中間の場合は、増収は続くが伸び率が落ち着き安定成長へ移行するシナリオである。営業利益率は12%前後、ROEは10%前後で横ばいとなり、評価はPER7倍から9倍の範囲に収まる。この場合5年後の株価は2,600円から3,400円程度のレンジで推移しやすい。配当利回り3%台が下値意識として働き、大きく崩れにくい一方で、大きな上昇材料も出にくくボックス圏の長期推移になりやすい。

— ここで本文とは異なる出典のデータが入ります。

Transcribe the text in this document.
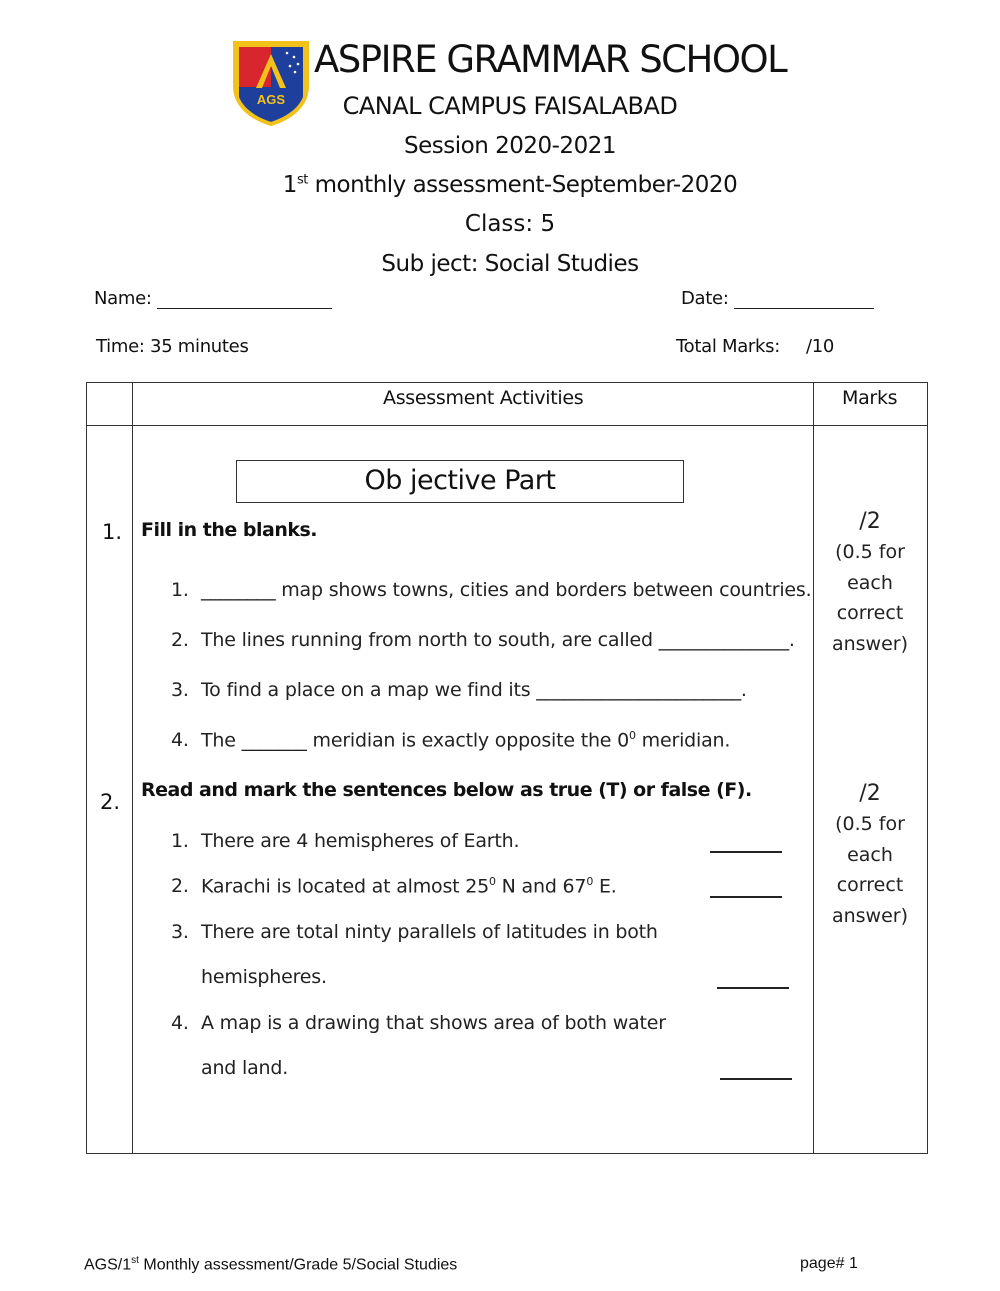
AGS
ASPIRE GRAMMAR SCHOOL
CANAL CAMPUS FAISALABAD
Session 2020-2021
1st monthly assessment-September-2020
Class: 5
Sub ject: Social Studies
Name:	Date:
Time: 35 minutes	Total Marks: /10
Assessment Activities	Marks
Ob jective Part
1. Fill in the blanks.
1. ________ map shows towns, cities and borders between countries.
2. The lines running from north to south, are called ______________.
3. To find a place on a map we find its ______________________.
4. The _______ meridian is exactly opposite the $0^0$ meridian.
/2
(0.5 for
each
correct
answer)
2. Read and mark the sentences below as true (T) or false (F).
1. There are 4 hemispheres of Earth.
2. Karachi is located at almost $25^0$ N and $67^0$ E.
3. There are total ninty parallels of latitudes in both
hemispheres.
4. A map is a drawing that shows area of both water
and land.
/2
(0.5 for
each
correct
answer)
AGS/1st Monthly assessment/Grade 5/Social Studies	page# 1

悪い場合は、自動車関連需要の減速や設備投資循環の影響で利益率が10%前後へ低下しROEも8%台へ戻るシナリオである。評価がPER5倍から6倍へ縮小すると、5年後の株価は1,900円から2,600円程度まで下落する可能性がある。赤字転落のような急落は想定しにくいが、評価縮小によるじわじわした下げになりやすい。
総合すると現在値2,650円は高成長を織り込んだ水準ではなく、安定企業としての評価帯にある。上昇余地は利益率の改善と評価修正に依存し、急騰よりも時間をかけた上昇になりやすい一方、大幅な崩れも起こりにくい。株価は短期材料より収益性の変化に反応しやすく、長期では緩やかな右肩上がりか横ばいを挟みながら切り上がるタイプの値動きの銘柄と整理できる。
この記事の最終更新日:2026年2月7日
※本記事は最新の株価データに基づいて作成しています。